La fundación Milenio es un experimentado bioquímico que anualmente entrega el resultado, con base en “muestras” oficiales, de los análisis de la macroeconomía de Bolivia y lo enriquece con algunos comentarios para el médico a cargo a veces punzantes, otros –como este año– más cautos.
Para describir la salud económica de Bolivia, el informe de Milenio analiza varios indicadores y destaca los que parecen síntomas de enfermedades a corto y mediano plazo. Del mismo modo que un valor alto de colesterol mueve al médico a sugerir un cambio de dieta (a largo plazo) y a recetarnos ciertos remedios (a corto plazo), también en la macroeconomía los indicadores muestran valores que provocan en un caso alarma, en otro, preocupación y, otras veces, tranquilidad.
Este año, se desprende que, si bien el paciente no manifiesta, en apariencia, un estado crítico, emerge un indicador alarmante: el déficit fiscal, la prueba de que el Estado gasta más de lo que gana. De hecho, gasta en egresos ineludibles (salarios, pago de deuda, rentas y bonos, etc.) y en inversiones con la ilusoria esperanza de tener mayores ingresos a futuro. Con esa esperanza el Gobierno hasta está dispuesto a endeudarse más, con la familia (deuda interna) y con instituciones financieras del exterior (deuda externa).
En este punto, no debería haber dudas sobre la terapia para frenar la subida del déficit fiscal: disminuir los gastos y/o incrementar los ingresos. ¿Cómo?
Un buen médico no se limita a leer los análisis, diagnosticar y recetar, sino que investiga las raíces de ese problema y lo relaciona con los análisis anteriores y con el estilo de vida que lleva el paciente.

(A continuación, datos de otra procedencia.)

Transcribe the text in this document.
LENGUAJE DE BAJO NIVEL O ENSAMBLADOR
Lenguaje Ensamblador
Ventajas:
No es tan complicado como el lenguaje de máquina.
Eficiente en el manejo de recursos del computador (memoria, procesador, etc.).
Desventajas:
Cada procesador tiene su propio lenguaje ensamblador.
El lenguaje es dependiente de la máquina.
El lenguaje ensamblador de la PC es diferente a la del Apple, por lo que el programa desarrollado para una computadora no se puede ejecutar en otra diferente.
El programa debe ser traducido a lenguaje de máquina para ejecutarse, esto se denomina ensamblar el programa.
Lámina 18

Resulta, en nuestro caso, que van cinco años de déficits gemelos (fiscal y balanza de pagos), incremento de las deudas y drástica reducción de las reservas internacionales netas.
Revisando esos valores, Milenio observa que la menor extracción de gas tiene un efecto funesto no solo en los ingresos, sino también en los gastos, porque obliga a YPFB a subsidiar crecientes volúmenes de combustibles (diésel y gasolina) importados a un costo elevado.
Ante estos síntomas, el Gobierno (el médico de la economía) receta medidas radicales; principalmente disminuir las importaciones de diésel, reemplazándolo por aceites obtenidos de la soya, producto que, dicho sea de paso, tiene mercados cada vez más competitivos.
Al margen del dudoso beneficio económico de esa sustitución, es evidente que las actuales cosechas de soya son insuficientes para ese cometido, de modo que –además de mejorar genéticamente las semillas– se ve necesario ampliar la frontera agrícola con más de un millón de nuevas hectáreas sustraídas, no a otros cultivos, ya comprometidos con el “bioetanol”, sino al bosque chiquitano que es la frontera natural de las grandes plantaciones.
Con ese fin, se fomenta el traslado de nuevos colonos (los “interculturales”) a tierras boscosas y se les autoriza a deforestar mediante quemas “controladas” que, en el entorno seco y ventoso de la Chiquitanía, se vuelven fácilmente incendios descontrolados. De ese modo, en nombre de un mal llamado “desarrollo”, se han perdido cientos de miles de hectáreas de un bosque único, con todo lo que contiene en flora y fauna, amén del patrimonio de las familias afectadas. Stanislao J. Lec lo dijo con una aforisma: “¿Es desarrollo si un caníbal usa el tenedor?”
¿Qué hará ahora el Gobierno? ¿Seguirá usando el tenedor de sus decretos y leyes para modificar el uso de la tierra arrasada?
Si así lo hiciera, demostraría, paradójicamente, que la falta de combustibles, consecuencia de la nefasta política energética de los últimos 13 años, es, en último análisis, la causa de los incendios de la Chiquitanía.